Lately I’ve been asked a lot of similar questions:
“Has it been hard?”
“Are you overwhelmed?”
“Are you feeling exhausted?
Since taking the leadership role of CEO at Awana Clubs International, friends often wonder if I am surviving such a large responsibility. No wonder.
My answer is simple.
I tell them, “Yes. All of the above. But most of all, It feels like coming home.”
It seems to me, at least, that I’ve been coming home to this place most of my life. When I was in 7th grade a guidance counselor asked me the standard question, “What do you want to be when you grow up?”
“I want to be a lawyer for children,” I answered, feeling an urgent gnawing inside.
She said, “There is no such thing.”
“Well,” I asked, in surprise, “who fights for children?”
I grew up, forgot that conversation, became a teacher, a singer, a wife and mother.
On weekends I would travel to places singing. I thought I would do that for the rest of my life until one awful weekend. 4,000 women had gathered on the east coast to hear a famous national speaker. I was to provide special music for the weekend, including a large concert on Saturday night.
At 6:00 Friday night there was a knock on my hotel room door. Standing outside in the hallway was the conference committee. They looked sick. “We have a problem. The famous speaker’s plane is grounded, she won’t get here until tomorrow. Do you think you could do your concert tonight . . . in an hour?”
What choice did I have? So, with a few minutes of practice (with two women sitting at a piano to accompany me) we tried to pull off a concert. I never even had the time to ask, “Why are there two women accompanying me?”
To put it mildly, we pretty much stunk. Truthfully, we were just plain awful. The accompanist struggled to stay with me. I became rattled and forgot words to songs I had sung for years. Afterward, we escaped the hotel and went to a place where no one would know us to grab something to eat. We were laughing at our humiliating, thrown-into-being-heroes experience.
With tears running down my face, I finally asked, “How come both of you were playing for me tonight?”
One of them started speaking. “I used to be an accomplished pianist, but treatment for breast cancer has left my left arm paralyzed. I was just sitting beside my friend tonight trying to help her stay in the right place.”
Oh yes, Valerie, I thought. This is just the frosting on tonight’s craziness cake.
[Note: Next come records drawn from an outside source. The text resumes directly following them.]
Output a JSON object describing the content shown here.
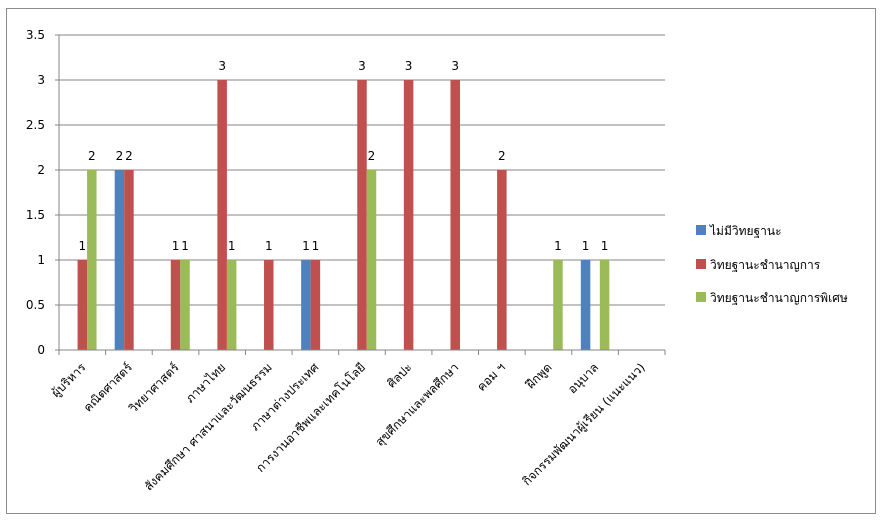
{
  "colors": {
    "series1": "#4f81bd",
    "series2": "#c0504d",
    "series3": "#9bbb59",
    "grid": "#868686",
    "axis": "#868686"
  },
  "chart_data": {
    "type": "bar",
    "categories": [
      "ผู้บริหาร",
      "คณิตศาสตร์",
      "วิทยาศาสตร์",
      "ภาษาไทย",
      "สังคมศึกษา ศาสนาและวัฒนธรรม",
      "ภาษาต่างประเทศ",
      "การงานอาชีพและเทคโนโลยี",
      "ศิลปะ",
      "สุขศึกษาและพลศึกษา",
      "คอม ฯ",
      "ฝึกพูด",
      "อนุบาล",
      "กิจกรรมพัฒนาผู้เรียน (แนะแนว)"
    ],
    "series": [
      {
        "name": "ไม่มีวิทยฐานะ",
        "values": [
          null,
          2,
          null,
          null,
          null,
          1,
          null,
          null,
          null,
          null,
          null,
          1,
          null
        ]
      },
      {
        "name": "วิทยฐานะชำนาญการ",
        "values": [
          1,
          2,
          1,
          3,
          1,
          1,
          3,
          3,
          3,
          2,
          null,
          null,
          null
        ]
      },
      {
        "name": "วิทยฐานะชำนาญการพิเศษ",
        "values": [
          2,
          null,
          1,
          1,
          null,
          null,
          2,
          null,
          null,
          null,
          1,
          1,
          null
        ]
      }
    ],
    "yticks": [
      "0",
      "0.5",
      "1",
      "1.5",
      "2",
      "2.5",
      "3",
      "3.5"
    ],
    "ylim": [
      0,
      3.5
    ],
    "grid": true,
    "legend_position": "right",
    "title": "",
    "xlabel": "",
    "ylabel": ""
  }
}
This woman could be dying! And here you two are, hanging out and laughing your heads off! What a spunky gritty one she was! She touched me deeply.
The next day the famous speaker made it to the meetings, but she paled compared to the music. My new friend played a trumpet solo. She explained that when cancer robbed her ability to play the piano, she’d asked God, “You’ve given me all this musical ability, isn’t there an instrument I can still play?” The trumpet is such an instrument. She played it beautifully, as if she had been playing it all her life.
On the airplane returning home from that disastrous weekend, my body was shaking as I settled into my seat. “Oh God . . .” I prayed. “What was that about?”
Immediately my new amazing friend, the one-handed trumpeter came to mind. I saw her bending to God’s purposes for her life, lifting her trumpet in praise to the heavens and doing his work in the world in the way that most glorified God.
Tears welled up in my eyes. I sensed God asking me, “Valerie, will you bend to me? Will you let me tell you want I need you to be in this world?” Again, that urgent gnawing was so strong.
It wasn’t long after that I began to write. The books and publishers came to me and I bent, unsure of where it was all leading, only aware that God was changing my definition of who I thought I was.
Today I am keenly aware that, once again, he has asked me to bend my plans to his. Leading a wonderful ministry at this stage of my life was not on my bucket list. God has asked me to change my plans, and at this late date, my definition of my place in the kingdom. This calling came with that same familiar urgent gnawing feeling.
Perhaps he is asking the same thing of you and of Awana. Do you feel the urgency? Will we bend to him? Will we let him tell us who he needs us to be in this world today?
Might he be asking us to be the ones to fight for children?
Are we being asked to bend our messaging to his heart?
Is he asking us to speak prophetically to the church about the needs of children, increasing their desire to want more for their kids, more for their church and more for God’s kingdom?
Are we being asked to bend our hearts to be in sync with him?
Might he be asking us to fall in love with kids again, to fall in love with club again so that his enormous capacity to love kids would grow in our own hearts . . . and then flow from our hearts to our country and the world?
Are we being asked to bend our passion to fall in love with our mission again?
Might he be asking us to follow him across the world wherever he leads so that children will have a biblical foundation to face whatever evil may arise in an increasingly dark world?
I believe, in the coming years, that is what we will get to do . . . bend to God’s purposes and definitions of who we are.
We will step up to fight for children. We will love with God’s heart and message that passion to a 21st century global church.
And we will get to that together, in God’s way, bending to his purposes as God’s people . . . one-armed trumpeters, you could say, the ones who fight for children.